I got a link in my e-mail to an interesting article. Victories for Liberty Outweigh Tuesday’s Losses. You should read the whole thing but near the bottom of the article this caught my eye.
…after the attacks on the grassroots of the party launched by the Romney campaign, party leaders and special interests, in many ways a Romney defeat is a victory for Liberty Republicans. In the long term it may benefit us more than defeating Obama would have. The party establishment and the special interests which back them placed all their bets on Romney and his failure was their failure as well. They have lost credibility with all the grassroots groups in the party and they are saddled with the blame for the abuses of power and bad choices which led to this debacle. Now everyone knows what we have known for years. If the Republican Party is to survive it needs a substantive change of leadership and a return to principles which can win elections.
After this election it is much more likely that our next presidential nominee will have strong liberty principles and Rand Paul’s stock as a presidential contender is way up. We should also expect to see the party distance itself from single issue voters on the religious right and a deemphasis of divisive social issues. This might well be the jolt the party needs to become the fiscally conservative and socially tolerant party which it needs to be in order to win and if it doesn’t happen quickly, we’re here to give change a push.
Amen brother. Amen.
Comments
10 responses to “Republicans Lost – Liberty Won”
Yeah, right.
Sure.
So, who do you think will be the next “World Power”?
I’m voting for China. Maybe India. But we’re done. Sorry.
Kathy,
I wouldn’t bet on it. From the inside you imagine – how could any place else be worse?
From the outside – boy those guys are bad. But these other guys are worse.
I could live in China. Not happily, but not unhappily either. India, not so much.
But if America becomes America again, yes, here is where I’d chose.
Simon, you underestimate the new Democrat party. They now stand for millions of pages of “discretionary” regulation. Regulations which cannot be complied with. Meaning, if you want to do anything in this world you have to have a powerful “mentor” or plenty of ready cash with which to pay off the regulators who have the “discretion” to let you off the hook. True, there’s always been some of that, but there have always been places one could go to escape it. But now it’s wholesale on the part of the Feds–no escape–and it’s a self-reinforcing institution.
If the Democrats manage to keep the system through the upcoming fiscal crisis (granted, that’s a sizeable if), you might end up re-thinking your stance that freedom in the bedroom is more important than economic freedom.

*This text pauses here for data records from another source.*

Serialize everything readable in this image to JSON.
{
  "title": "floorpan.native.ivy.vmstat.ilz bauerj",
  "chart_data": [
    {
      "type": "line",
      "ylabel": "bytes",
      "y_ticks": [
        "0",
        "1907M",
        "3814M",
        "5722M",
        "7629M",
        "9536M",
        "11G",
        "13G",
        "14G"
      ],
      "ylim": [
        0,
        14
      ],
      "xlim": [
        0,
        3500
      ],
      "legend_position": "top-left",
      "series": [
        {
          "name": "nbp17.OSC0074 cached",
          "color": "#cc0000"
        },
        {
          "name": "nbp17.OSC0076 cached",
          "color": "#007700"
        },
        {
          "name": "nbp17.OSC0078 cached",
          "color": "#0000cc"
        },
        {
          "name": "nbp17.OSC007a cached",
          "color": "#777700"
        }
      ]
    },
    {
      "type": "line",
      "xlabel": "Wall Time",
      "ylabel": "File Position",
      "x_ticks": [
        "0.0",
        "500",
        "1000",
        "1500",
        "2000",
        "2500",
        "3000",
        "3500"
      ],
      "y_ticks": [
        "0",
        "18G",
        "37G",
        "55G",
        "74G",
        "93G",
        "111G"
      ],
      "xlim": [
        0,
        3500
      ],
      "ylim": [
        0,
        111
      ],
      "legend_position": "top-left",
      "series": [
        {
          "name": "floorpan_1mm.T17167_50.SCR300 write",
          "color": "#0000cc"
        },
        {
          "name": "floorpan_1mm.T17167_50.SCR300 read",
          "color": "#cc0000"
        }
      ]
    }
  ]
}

[…] I am too exhausted by politics to have anything to say, and I’m delighted that M. Simon has taken up the […]
Neil,
I know what is coming. The Ds are going to strangle the economy. OTOH the Rs want to put every offender of their moral code they can find in jail.
Tough choice.
The Rs scare more people than the Ds do. The dopers or former dopers. Now 50% of the population. Women who have had abortions (20 to 30 million).
And even with all that it was close.
Nice superficial analysis. However, when you look at the numbers, what you find is that running liberal-lite simply convinced a lot of conservatives not to bother showing up.
Bring on the Apocalypse. Dopers make much easier targets.
SDN,
My friend according to election result, in the Dope Wars the dopers are winning.
BTW I didn’t like Romney either. So I voted for Johnson.
But I do applaud conservatives who are conserving the Progressive reforms of the early 1900s and onwards. The conservatives of 1900 thought that the Federal Government didn’t have the power. Ever notice a Dope Prohibition Amendment? Me either. But thank you for your staunch support of Constitutionalism. What ever would the Democrats do without you?
Neil,
You can’t keep one freedom without keeping the other. As soon as you go down the “Government should …” route you have opened the floodgates.
The Ds then counter with “No I think the government should…” and its off to the races. Because you have already conceded “Government should”.
I have given up arguing that “government should not”. I think Johnson’s 1% constituency is about accurate for the number of people who actually believe that and are willing to act on it. It’s a loser.
What we CAN do is to argue for Federalism, for space in which different people can emphasize different things, and still live together. What that does is to short-circuit the Washington bidding process by which socons and progs trade off restrictions on freedom.
Every conversation I’ve had on the subject with a socon has lead me to believe they will accept that compromise. They believe firmly that their ways are winning ways and that they can out-compete everybody else if given the opportunity. They also realize they’ve lost the fight in Washington. They don’t even *want* to deal with Boston and L.A., so long as they can have it their way in Idaho. Fine. Let them try, so long as I can move to another state. That 20 to 30% of the electorate can be convinced.
I’ve never had such a conversation with a “progressive”. Not once. They’ve got the totalitarian disease, and they’ve got it bad. Actually, they spend an inordinate amount of mental effort on the doings of those “sloped foreheads” in Idaho. Everybody has to do it their way, or else. I think it’s at least in part because they know that their envy-based economic policy is not a winning formula. Whatever the reason, that is 30% of the electorate that cannot be convinced.